I am still lost. Here is my code:
CloudDeploy[
APIFunction[{"textSample" -> "String", "urlTarget" -> "URL"}, checkURL, "JSON" &];
checkURL = {If[urlTarget != "",
checkSample,
"Empty URL Parameter"]};
checkSample = {If[textSample != "",
func,
"Empty Text Sample Parameter"]};
func = {
excludeList = {"cart", "checkout", "thank-you", "login"} ,
UrlList = Commonest[
DeleteCases[
Import[urlTarget, "HyperLinks"],
{!= urlTarget, excludeList}], 20],
texts = Import /@ urlList,
c = Classify[texts -> urlList],
c[textSample, "Probabilities"]
};
]
I don't know if this is the right way to accomplish my goal.
I want this to be an API where I can pass info to it via parameter and receive a "JSON" or "TEXT" response that includes probability scores.
I want to exclude links that don't contain the urlTarget.
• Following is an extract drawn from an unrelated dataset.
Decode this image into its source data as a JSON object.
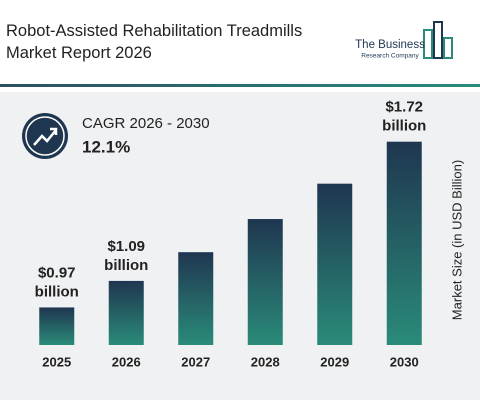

This would exclude outbound links, etc. Also I want a to exclude urls that contain any of a list of exclude words. And, I just want to classify the most common appearing links.
I am a little concerned it will try to run a full classification on it every time we hit the API. Is there a way to save a trained model or cache it or something if the URL parameter is the same each time?